I am back from a sentencing today and again it is obvious. What matters when it comes to sentencing is the protection of society. So says virtually every judge you encounter in any courtroom in any sentencing proceeding.

How can you best demonstrate that your conduct does not pose a risk to the community? That’s what it usually comes down to as the judge decides your sentence.  Here are a couple suggestions:

1.  Look like you understand the serious nature of the situation.  I heard it again today: "you would not believe how people look when they come into their sentencing proceeding." The judge who said that wasn’t just talking about physical appearance, it was bigger than that. In the world of "us and them" you need to look like you are part of the group of folks who follow the law. If you look like you belong in prison, you might just get there. So tone it down and try to fit in. Don’t look dangerous!

2.  Be willing to admit that your decisions have put you in this situation.  Don’t make excuses for your conduct.

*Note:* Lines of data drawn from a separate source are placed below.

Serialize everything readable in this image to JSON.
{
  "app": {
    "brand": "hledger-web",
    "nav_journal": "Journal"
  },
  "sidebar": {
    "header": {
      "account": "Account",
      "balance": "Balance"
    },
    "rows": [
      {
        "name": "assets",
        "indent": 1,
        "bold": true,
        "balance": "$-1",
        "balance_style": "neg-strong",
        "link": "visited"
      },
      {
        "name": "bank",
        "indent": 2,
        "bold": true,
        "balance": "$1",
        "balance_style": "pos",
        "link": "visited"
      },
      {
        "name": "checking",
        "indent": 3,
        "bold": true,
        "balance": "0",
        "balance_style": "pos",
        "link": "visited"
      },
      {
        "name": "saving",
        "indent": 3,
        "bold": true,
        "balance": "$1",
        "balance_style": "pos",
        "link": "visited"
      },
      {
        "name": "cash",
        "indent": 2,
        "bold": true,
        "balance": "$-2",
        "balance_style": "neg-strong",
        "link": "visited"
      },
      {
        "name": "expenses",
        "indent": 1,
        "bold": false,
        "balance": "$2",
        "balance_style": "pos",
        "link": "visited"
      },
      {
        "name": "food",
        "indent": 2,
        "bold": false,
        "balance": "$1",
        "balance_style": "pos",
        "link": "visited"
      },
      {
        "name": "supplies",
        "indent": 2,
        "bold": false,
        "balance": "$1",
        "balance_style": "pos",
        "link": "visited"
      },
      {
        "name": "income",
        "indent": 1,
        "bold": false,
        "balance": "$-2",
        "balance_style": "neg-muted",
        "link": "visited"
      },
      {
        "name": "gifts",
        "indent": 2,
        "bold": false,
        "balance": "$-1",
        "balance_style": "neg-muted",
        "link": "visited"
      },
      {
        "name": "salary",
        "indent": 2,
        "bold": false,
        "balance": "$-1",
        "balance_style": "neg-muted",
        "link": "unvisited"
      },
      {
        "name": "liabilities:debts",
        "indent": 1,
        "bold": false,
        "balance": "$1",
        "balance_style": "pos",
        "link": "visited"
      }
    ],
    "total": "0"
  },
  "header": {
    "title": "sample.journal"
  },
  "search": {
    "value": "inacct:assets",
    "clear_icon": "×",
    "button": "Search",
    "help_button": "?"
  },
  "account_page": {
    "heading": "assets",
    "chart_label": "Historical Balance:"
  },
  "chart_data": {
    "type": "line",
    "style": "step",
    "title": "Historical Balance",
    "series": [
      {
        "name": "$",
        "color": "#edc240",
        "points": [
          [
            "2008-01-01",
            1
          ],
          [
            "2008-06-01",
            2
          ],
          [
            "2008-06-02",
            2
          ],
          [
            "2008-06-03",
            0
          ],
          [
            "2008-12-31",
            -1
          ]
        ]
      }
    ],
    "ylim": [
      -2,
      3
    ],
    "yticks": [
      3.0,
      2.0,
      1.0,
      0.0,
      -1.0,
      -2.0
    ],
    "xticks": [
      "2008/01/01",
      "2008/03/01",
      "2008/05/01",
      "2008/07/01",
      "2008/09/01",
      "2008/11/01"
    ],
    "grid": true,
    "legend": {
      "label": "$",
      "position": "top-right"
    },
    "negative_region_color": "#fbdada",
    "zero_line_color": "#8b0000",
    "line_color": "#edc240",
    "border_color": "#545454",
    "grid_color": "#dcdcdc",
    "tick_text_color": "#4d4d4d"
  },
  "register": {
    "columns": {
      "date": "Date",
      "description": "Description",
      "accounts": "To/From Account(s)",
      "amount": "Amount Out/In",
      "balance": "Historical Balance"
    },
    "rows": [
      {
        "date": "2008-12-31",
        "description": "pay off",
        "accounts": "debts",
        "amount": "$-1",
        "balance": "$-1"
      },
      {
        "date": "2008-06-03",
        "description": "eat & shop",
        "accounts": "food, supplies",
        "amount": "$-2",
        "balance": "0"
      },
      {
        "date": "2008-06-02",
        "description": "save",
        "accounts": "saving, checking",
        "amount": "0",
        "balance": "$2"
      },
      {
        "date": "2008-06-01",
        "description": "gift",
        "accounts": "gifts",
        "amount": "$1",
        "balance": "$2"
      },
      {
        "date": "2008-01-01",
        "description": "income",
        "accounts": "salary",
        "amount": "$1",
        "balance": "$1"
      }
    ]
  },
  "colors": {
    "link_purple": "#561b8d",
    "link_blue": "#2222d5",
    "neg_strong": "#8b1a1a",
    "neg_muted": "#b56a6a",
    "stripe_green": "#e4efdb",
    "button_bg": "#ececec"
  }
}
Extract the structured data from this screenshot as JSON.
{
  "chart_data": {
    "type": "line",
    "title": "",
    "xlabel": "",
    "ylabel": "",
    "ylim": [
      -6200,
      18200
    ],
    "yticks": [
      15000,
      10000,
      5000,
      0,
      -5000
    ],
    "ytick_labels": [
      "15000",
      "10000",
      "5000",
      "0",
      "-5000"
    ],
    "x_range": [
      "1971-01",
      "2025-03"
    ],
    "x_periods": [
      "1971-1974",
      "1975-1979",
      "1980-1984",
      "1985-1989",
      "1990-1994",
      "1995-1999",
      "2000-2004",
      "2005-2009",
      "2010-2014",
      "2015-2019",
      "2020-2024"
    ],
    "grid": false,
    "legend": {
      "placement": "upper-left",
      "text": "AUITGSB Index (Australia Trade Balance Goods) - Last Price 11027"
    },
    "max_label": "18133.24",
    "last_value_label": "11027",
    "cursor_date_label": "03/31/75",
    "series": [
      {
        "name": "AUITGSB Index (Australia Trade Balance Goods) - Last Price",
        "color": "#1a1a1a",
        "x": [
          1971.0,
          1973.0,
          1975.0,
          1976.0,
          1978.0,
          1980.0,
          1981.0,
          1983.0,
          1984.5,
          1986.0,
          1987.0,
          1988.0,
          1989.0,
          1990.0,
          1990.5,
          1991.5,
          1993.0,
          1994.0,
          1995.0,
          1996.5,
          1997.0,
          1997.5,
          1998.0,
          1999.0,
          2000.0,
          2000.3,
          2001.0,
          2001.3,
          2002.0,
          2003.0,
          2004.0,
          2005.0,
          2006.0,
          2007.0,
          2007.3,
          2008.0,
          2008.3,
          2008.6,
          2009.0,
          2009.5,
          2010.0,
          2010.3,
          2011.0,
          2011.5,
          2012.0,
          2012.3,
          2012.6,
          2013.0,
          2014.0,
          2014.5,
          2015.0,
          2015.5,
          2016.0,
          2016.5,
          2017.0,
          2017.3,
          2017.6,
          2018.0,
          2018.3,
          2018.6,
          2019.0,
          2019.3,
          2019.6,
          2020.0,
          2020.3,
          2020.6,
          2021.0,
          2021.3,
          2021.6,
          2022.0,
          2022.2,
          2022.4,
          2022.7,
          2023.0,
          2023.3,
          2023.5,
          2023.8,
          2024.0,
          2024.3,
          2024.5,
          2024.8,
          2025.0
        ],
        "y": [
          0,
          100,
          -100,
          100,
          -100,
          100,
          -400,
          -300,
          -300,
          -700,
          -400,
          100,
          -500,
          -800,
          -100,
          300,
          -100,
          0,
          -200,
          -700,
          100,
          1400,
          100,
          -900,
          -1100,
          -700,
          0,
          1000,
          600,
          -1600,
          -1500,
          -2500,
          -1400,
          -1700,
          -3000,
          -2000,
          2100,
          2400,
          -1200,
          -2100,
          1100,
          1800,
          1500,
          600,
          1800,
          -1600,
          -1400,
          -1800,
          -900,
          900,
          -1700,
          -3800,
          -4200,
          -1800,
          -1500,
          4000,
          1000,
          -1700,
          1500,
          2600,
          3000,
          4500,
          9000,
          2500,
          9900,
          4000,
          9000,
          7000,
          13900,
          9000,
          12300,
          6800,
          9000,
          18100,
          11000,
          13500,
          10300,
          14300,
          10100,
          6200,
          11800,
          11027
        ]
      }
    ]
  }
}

Admit that it was wrong and explain what you have learned since the situation that brings you to court. 

3.  Do not claim that "it was all just a big mistake." That never sells. Never. Judges hear about the "big mistake" all the time. You likely made a decision, not a mistake. If you admit that, you have the chance of appearing remorseful. Blame it on some "mistake" and the court will not be swayed to think that you would never repeat the crime. If the judge thinks you will repeat the crime, you are going to get a tougher sentence.

Look – the whole reason for the justice system is to protect society. It’s less about fairness than it is about reality. If the court is not convinced that you can be counted on to follow the law, you cannot expect to minimize the consequences of your actions. So pay attention in the courtroom, act like you get it, and try to look more like an observer than a criminal.